Fears over the virus and an emergency law have for now ended a wave of political protests by a youth-led pro-democracy movement that had menaced the government of former army chief Prayuth Chan-o-Cha.

Prayuth seized power in a 2014 coup, and despite reinventing himself as an elected civilian leader, he has maintained a close relationship with the generals.

Facing the unprecedented challenge on the streets, the public health crisis and the economic collapse, critics say his government appears out of ideas.

Thailand, Southeast Asia’s second largest economy, also appears to be running out of luck after more than a decade of political turmoil.

“Thailand’s economy used to be perceived as the Teflon economy in which domestic politics doesn’t have much bearing on the economy,” said Pavida Pananond, a scholar at the Thammasat Business School in Bangkok.

“But after a decade of political uncertainty, we are seeing that we cannot separate politics from economics,” she said, adding that the Thai government lacks “clarity, certainty and vision.”

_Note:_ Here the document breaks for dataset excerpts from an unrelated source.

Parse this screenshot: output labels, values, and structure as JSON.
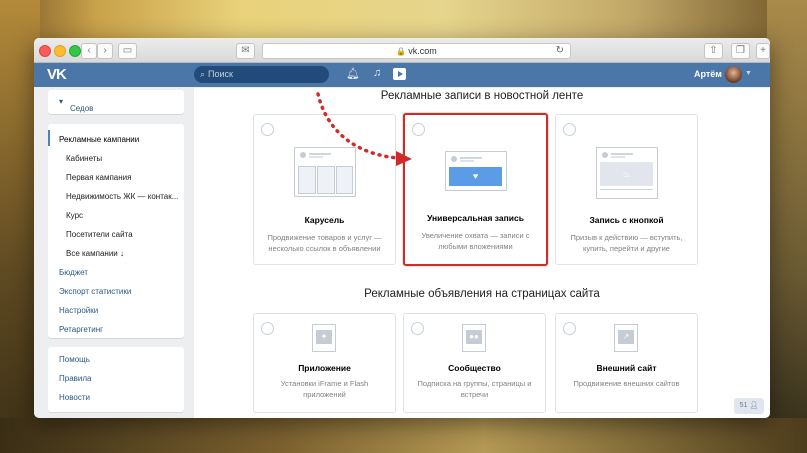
{
  "browser": {
    "url": "vk.com"
  },
  "header": {
    "logo": "VK",
    "search_placeholder": "Поиск",
    "user_name": "Артём"
  },
  "sidebar": {
    "account": "Седов",
    "nav": [
      {
        "label": "Рекламные кампании",
        "type": "main",
        "active": true
      },
      {
        "label": "Кабинеты",
        "type": "sub"
      },
      {
        "label": "Первая кампания",
        "type": "sub"
      },
      {
        "label": "Недвижимость ЖК — контак...",
        "type": "sub"
      },
      {
        "label": "Курс",
        "type": "sub"
      },
      {
        "label": "Посетители сайта",
        "type": "sub"
      },
      {
        "label": "Все кампании ↓",
        "type": "sub"
      },
      {
        "label": "Бюджет",
        "type": "main"
      },
      {
        "label": "Экспорт статистики",
        "type": "main"
      },
      {
        "label": "Настройки",
        "type": "main"
      },
      {
        "label": "Ретаргетинг",
        "type": "main"
      }
    ],
    "help": [
      {
        "label": "Помощь"
      },
      {
        "label": "Правила"
      },
      {
        "label": "Новости"
      }
    ]
  },
  "main": {
    "section1_title": "Рекламные записи в новостной ленте",
    "section1_cards": [
      {
        "title": "Карусель",
        "desc": "Продвижение товаров и услуг — несколько ссылок в объявлении",
        "icon": "carousel-icon",
        "selected": false
      },
      {
        "title": "Универсальная запись",
        "desc": "Увеличение охвата — записи с любыми вложениями",
        "icon": "heart-post-icon",
        "selected": true
      },
      {
        "title": "Запись с кнопкой",
        "desc": "Призыв к действию — вступить, купить, перейти и другие",
        "icon": "fire-post-icon",
        "selected": false
      }
    ],
    "section2_title": "Рекламные объявления на страницах сайта",
    "section2_cards": [
      {
        "title": "Приложение",
        "desc": "Установки iFrame и Flash приложений",
        "icon": "gamepad-icon"
      },
      {
        "title": "Сообщество",
        "desc": "Подписка на группы, страницы и встречи",
        "icon": "community-icon"
      },
      {
        "title": "Внешний сайт",
        "desc": "Продвижение внешних сайтов",
        "icon": "external-link-icon"
      }
    ],
    "counter": "51"
  },
  "colors": {
    "vk_blue": "#4a76a8",
    "link": "#2a5885",
    "selection": "#d12a2a"
  }
}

Thailand is suffering a deeper contraction than its Southeast Asian neighbors, mainly because its economy was more dependent on foreign tourism, particularly from China. In 2019, 40 million tourists arrived. Last year, it was around 7 million.

From closed massage shops to shuttered bars, the streets of Bangkok show the scars of failed businesses. In their place, ad hoc stalls selling cheap clothes, fruit and vegetables have sprung up.

For Bunn, a cobbler who is the only breadwinner in his family of seven, the lack of tourists has reduced his income to just $7 a day. Yet he still cycles long distances through the capital’s empty tourist districts looking for customers.

“It’s not enough to feed my family,” he said. “But this is all I know how to do.”